By | December 23, 2015

In the previous post, we have learned how to solve quadratic equations by extracting the roots. In this post, we are going to learn how to solve quadratic equations by factoring.

To solve quadratic equations by factoring, we need to use the zero property of real numbers. It states that the product of two real numbers is zero if at least one of the two real numbers is zero. In effect, we need to transfer all the terms to the lefth hand side, let the right hand side be 0, equate factored form zero and find the value of x.

Example 1: $2x(x + 5) = 0$

Solution
$2x = 0, x = 0$
$x + 5 = 0, x = -5$.

This means the solutions of $2x(x+5) =0$ are $0$ or $-5$.

Example 2: $x^2 - x = 6$

Solution
Subtracting $6$ from both sides, we have
$x^2 - x - 6 = 0$.

Factoring, we have
$(x - 3)(x + 2) = 0$
$x - 3 = 0, x = 3$
$x + 2 = 0, x = -2$.

This means the solutions of $x^2 - x = 6$ are $3$ or $-2$.

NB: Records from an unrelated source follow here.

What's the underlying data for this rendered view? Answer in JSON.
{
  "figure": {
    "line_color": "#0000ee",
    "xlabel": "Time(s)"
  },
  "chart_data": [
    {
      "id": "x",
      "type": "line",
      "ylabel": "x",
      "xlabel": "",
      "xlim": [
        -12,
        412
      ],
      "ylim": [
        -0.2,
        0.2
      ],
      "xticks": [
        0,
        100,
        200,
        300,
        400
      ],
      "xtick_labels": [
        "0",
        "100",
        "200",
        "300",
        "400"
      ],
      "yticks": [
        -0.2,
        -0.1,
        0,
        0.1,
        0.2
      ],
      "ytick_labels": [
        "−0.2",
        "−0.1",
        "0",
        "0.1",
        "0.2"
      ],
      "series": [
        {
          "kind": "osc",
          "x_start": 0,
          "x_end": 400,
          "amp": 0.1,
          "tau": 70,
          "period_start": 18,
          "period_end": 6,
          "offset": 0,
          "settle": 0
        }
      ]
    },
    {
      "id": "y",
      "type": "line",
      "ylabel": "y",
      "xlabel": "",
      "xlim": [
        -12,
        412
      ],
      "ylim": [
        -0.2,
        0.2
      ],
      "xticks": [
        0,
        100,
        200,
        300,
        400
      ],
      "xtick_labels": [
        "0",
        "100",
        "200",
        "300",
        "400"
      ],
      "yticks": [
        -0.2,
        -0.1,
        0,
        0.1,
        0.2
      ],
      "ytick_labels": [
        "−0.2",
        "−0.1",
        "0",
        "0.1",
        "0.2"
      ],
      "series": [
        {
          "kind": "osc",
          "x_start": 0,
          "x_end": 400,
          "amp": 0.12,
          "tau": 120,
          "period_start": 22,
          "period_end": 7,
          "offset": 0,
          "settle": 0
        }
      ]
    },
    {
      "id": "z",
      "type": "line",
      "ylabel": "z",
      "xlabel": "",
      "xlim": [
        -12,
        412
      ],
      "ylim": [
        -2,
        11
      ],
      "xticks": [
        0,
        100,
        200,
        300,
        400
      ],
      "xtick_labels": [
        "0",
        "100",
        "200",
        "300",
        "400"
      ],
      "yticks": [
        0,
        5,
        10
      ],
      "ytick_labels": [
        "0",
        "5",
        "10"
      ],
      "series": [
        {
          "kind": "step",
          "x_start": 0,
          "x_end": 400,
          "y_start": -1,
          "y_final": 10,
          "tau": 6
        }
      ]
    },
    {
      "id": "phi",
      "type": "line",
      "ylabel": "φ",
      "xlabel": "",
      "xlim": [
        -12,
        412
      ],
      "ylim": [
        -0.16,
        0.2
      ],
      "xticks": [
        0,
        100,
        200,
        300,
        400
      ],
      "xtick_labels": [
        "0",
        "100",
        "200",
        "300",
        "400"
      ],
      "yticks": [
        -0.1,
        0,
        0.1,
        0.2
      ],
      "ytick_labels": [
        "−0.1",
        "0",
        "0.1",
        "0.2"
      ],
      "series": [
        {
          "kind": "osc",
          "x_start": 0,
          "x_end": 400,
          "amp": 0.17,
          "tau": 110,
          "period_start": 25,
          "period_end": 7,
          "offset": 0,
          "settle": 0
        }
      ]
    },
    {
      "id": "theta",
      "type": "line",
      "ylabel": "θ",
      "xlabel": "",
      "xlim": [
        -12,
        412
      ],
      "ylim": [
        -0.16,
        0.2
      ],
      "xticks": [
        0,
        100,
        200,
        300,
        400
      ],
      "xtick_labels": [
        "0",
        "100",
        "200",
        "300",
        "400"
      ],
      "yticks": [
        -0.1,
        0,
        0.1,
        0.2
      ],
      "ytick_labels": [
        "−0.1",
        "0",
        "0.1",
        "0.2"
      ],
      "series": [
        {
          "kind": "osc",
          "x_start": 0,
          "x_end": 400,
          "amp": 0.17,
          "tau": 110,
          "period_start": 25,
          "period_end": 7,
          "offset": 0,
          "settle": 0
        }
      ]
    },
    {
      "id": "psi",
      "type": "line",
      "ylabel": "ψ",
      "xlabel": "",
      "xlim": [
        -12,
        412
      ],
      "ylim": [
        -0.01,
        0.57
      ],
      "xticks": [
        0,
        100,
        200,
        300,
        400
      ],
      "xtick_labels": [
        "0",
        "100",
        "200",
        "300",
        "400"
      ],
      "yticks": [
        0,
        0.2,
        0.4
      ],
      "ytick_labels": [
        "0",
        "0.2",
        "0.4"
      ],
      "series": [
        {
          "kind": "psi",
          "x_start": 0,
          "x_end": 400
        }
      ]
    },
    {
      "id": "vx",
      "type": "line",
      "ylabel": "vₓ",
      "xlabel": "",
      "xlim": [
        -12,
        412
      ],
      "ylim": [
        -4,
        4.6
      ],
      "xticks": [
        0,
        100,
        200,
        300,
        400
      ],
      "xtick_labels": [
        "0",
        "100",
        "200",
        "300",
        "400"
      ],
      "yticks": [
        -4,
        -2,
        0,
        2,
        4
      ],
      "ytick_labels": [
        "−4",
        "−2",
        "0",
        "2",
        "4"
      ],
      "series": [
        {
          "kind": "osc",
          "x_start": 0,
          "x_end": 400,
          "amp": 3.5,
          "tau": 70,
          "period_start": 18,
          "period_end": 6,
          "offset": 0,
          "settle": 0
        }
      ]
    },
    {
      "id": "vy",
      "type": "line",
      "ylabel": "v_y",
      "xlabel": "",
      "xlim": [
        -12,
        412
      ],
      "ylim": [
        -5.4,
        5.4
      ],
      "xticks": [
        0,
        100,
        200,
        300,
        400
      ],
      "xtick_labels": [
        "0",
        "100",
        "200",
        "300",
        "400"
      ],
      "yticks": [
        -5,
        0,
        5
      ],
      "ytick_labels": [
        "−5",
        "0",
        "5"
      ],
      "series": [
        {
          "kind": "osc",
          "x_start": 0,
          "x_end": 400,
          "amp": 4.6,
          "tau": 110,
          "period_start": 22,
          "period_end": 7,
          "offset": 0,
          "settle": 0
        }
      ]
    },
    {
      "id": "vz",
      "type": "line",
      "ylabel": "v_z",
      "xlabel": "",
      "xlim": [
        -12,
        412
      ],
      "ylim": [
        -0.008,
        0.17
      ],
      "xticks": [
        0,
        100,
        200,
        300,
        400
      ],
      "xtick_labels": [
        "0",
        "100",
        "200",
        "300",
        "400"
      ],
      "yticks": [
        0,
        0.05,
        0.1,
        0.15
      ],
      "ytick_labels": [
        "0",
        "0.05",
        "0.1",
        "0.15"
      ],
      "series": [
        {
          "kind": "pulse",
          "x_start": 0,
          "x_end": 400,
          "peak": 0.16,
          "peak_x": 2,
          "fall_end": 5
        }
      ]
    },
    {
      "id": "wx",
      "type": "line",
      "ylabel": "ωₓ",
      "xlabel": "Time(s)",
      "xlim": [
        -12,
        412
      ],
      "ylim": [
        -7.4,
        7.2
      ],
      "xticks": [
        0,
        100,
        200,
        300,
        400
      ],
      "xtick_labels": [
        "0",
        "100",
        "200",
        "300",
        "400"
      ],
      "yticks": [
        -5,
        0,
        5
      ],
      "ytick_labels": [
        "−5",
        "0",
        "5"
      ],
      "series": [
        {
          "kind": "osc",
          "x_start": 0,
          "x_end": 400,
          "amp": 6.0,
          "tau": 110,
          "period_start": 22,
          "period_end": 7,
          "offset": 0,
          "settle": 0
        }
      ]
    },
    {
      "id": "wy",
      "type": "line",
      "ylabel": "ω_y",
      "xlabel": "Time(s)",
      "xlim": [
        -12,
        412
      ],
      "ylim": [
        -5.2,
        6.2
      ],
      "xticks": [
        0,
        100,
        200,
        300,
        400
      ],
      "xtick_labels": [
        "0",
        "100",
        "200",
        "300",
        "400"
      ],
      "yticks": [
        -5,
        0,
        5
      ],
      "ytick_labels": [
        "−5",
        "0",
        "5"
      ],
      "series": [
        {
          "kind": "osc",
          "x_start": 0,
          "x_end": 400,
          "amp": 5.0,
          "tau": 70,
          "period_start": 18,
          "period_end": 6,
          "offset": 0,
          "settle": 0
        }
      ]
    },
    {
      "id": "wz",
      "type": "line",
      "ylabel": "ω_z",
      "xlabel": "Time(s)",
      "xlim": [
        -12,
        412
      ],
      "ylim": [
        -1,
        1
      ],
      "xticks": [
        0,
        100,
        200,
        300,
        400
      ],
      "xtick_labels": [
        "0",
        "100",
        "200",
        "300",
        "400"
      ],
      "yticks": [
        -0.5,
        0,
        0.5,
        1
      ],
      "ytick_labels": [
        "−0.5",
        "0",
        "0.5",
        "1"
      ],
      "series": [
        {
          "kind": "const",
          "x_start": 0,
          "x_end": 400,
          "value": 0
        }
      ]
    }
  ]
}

Example 3: $x^2 = x \sqrt{3}$

Solution

Subtracting $\sqrt{3}$ from both sides,
$x^2 - x \sqrt{3} = 0$.

Factoring out $x$, we have
$x(x - \sqrt{3}) = 0$.

Equating both expression to 0, we have
$x = 0$
$x - \sqrt{3} = 0, x = \pm \sqrt{3}$.

This means the solutions of $x^2 - x = 6$ are $0$ or $\pm \sqrt{3}$.

Example 4: Solve $x^2 = 16$.

Solution

$x^2 - 16 = 0$
$(x + 4)(x - 4) = 0$
$x = -4, x = 4$.

This means the solutions of $x^2 = 16$ are $-4$ or $4$.

Example 5: Solve $x^2 + 2x + 1 = 0$.

Solution
$x^2 + 2x + 1 = 0$
$(x + 1)(x + 1) = 0$
$x + 1 = 0, x = -1$
$x + 1 = 0, x = -1$
$x = -1, x = -1$.

This means the solutions of $x^2 + 2x + 1 = 0$ are $katex -1$ or $-1$.

Example 6: Solve $(x - 3)^2 = 4x$

Solution
$(x - 3)^2 = 4x$
$x^2 - 6x + 9 = 4x$
$x^2 - 6x - 4x + 9 = 0$
$x^2 - 10x + 9 = 0$
$(x - 1)(x - 9) = 0$
$x = 1, x = 9$.

This means the solutions of $(x - 3)^2 = 4x$ are $1$ or $9$.

Example 7: $\frac{2x - 3}{x + 3} = \frac{x + 3}{x - 3}$
Solution

Cross multiplying, we have
$(2x - 3)(x - 3) = (x + 3)(x + 3)$.

Expanding, we have
$2x^2 - 9x + 9 = x^2 + 6x + 9$.

Transposing all the terms to the left hand side, we have
$x^2 - 15x = 0$
$x(x - 15) = 0$
$x = 0$
$x - 15 = 0$
$x = 15$.

This means the solutions are $0$ or $15$.